Entre eux figurent deux Cubains identifiés comme Mario Ynfante Querol et Cuello García-Alliant (Aliant García Cuello, selon des dossiers policiers en ligne).

Le communiqué du DHS indique que Ynfante Querol a des antécédents criminels pour comportement sexuel criminel de quatrième degré à l'encontre d'une victime âgée de 13 à 15 ans, dans la ville de Wyoming, dans l'État du Michigan. Selon des informations en ligne, il a 44 ans, a été condamné pour ce chef d'accusation en avril 2002 dans le comté de Kent et est enregistré comme délinquant sexuel.

Pendant ce temps, García Cuello a des condamnations pour agression et possession de cocaïne dans le comté de Miami-Dade, en Floride. Le DHS n'a pas précisé si les deux ont déjà purgé leurs peines respectives pour les délits commis aux États-Unis.

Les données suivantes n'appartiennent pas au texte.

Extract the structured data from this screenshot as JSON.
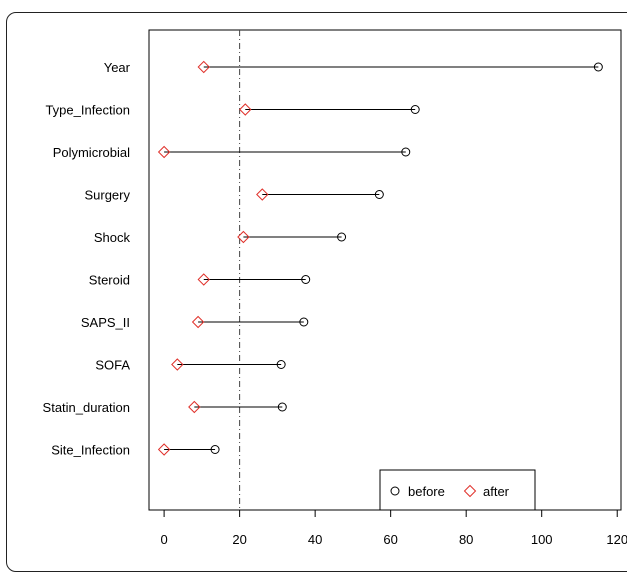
{
  "chart_data": {
    "type": "dot",
    "categories": [
      "Year",
      "Type_Infection",
      "Polymicrobial",
      "Surgery",
      "Shock",
      "Steroid",
      "SAPS_II",
      "SOFA",
      "Statin_duration",
      "Site_Infection"
    ],
    "series": [
      {
        "name": "before",
        "marker": "circle",
        "color": "#000000",
        "values": [
          115,
          66.5,
          64,
          57,
          47,
          37.5,
          37,
          31,
          31.3,
          13.5
        ]
      },
      {
        "name": "after",
        "marker": "diamond",
        "color": "#e0302a",
        "values": [
          10.5,
          21.5,
          0,
          26,
          21,
          10.5,
          9,
          3.5,
          8,
          0
        ]
      }
    ],
    "reference_line": {
      "x": 20,
      "style": "dash-dot"
    },
    "xlim": [
      -4,
      121
    ],
    "x_ticks": [
      0,
      20,
      40,
      60,
      80,
      100,
      120
    ],
    "legend": {
      "position": "bottom-right",
      "labels": [
        "before",
        "after"
      ]
    },
    "title": "",
    "xlabel": "",
    "ylabel": ""
  }
}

Les cas de ces Cubains, présentés parmi "les pires des pires", renforcent la narration de l'ICE selon laquelle sa priorité est de retirer des communautés américaines des immigrants avec des antécédents dangereux, tels que des délits sexuels et de violence extrême, qui représentent une "menace pour la sécurité publique"; dans le but de les déporter, que ce soit vers leurs pays d'origine ou vers des pays tiers, si les leurs ne les réadmettent pas.

Un porte-parole du DHS a affirmé que « 70 % de tous les arrestations de l'ICE concernent des immigrants illégaux criminels, condamnés ou accusés d'un délit aux États-Unis », une déclaration qui contredit les critiques croissantes et les dénonciations provenant de différents secteurs de la société, d'activistes des droits de l'homme et de juristes concernant les détentions et expulsions arbitraires de personnes ayant des procédures migratoires en cours et sans antécédents criminels.

Au cours des dernières semaines, de nombreux arrestations de citoyens cubains avec un passé criminel ont été signalées, dans le cadre de la stratégie migratoire drastique de l'administration de Donald Trump. Tous sont en garde à vue par l'ICE en attente de leur expulsion.

Les États-Unis rencontrent des difficultés pour procéder aux déportations de certains migrants vers Cuba, en raison de la réticence du gouvernement de La Havane à accepter des ressortissants ayant commis des crimes et purgé des peines dans des prisons américaines, et qui sont sortis du pays avant les accords migratoires de 2017.

En revanche, d'autres immigrants sont bien accueillis sur l'île, dans des opérations aériennes menées par l'ICE avec une fréquence mensuelle depuis leur reprise en avril 2023, sous l'administration de Joe Biden.

Le gouvernement de Trump a poursuivi ces vols. Au onzième vol de 2025, sous son mandat, 139 personnes ont été renvoyées à Cuba, portant à 1 370 le total des Cubains renvoyés par les États-Unis cette année.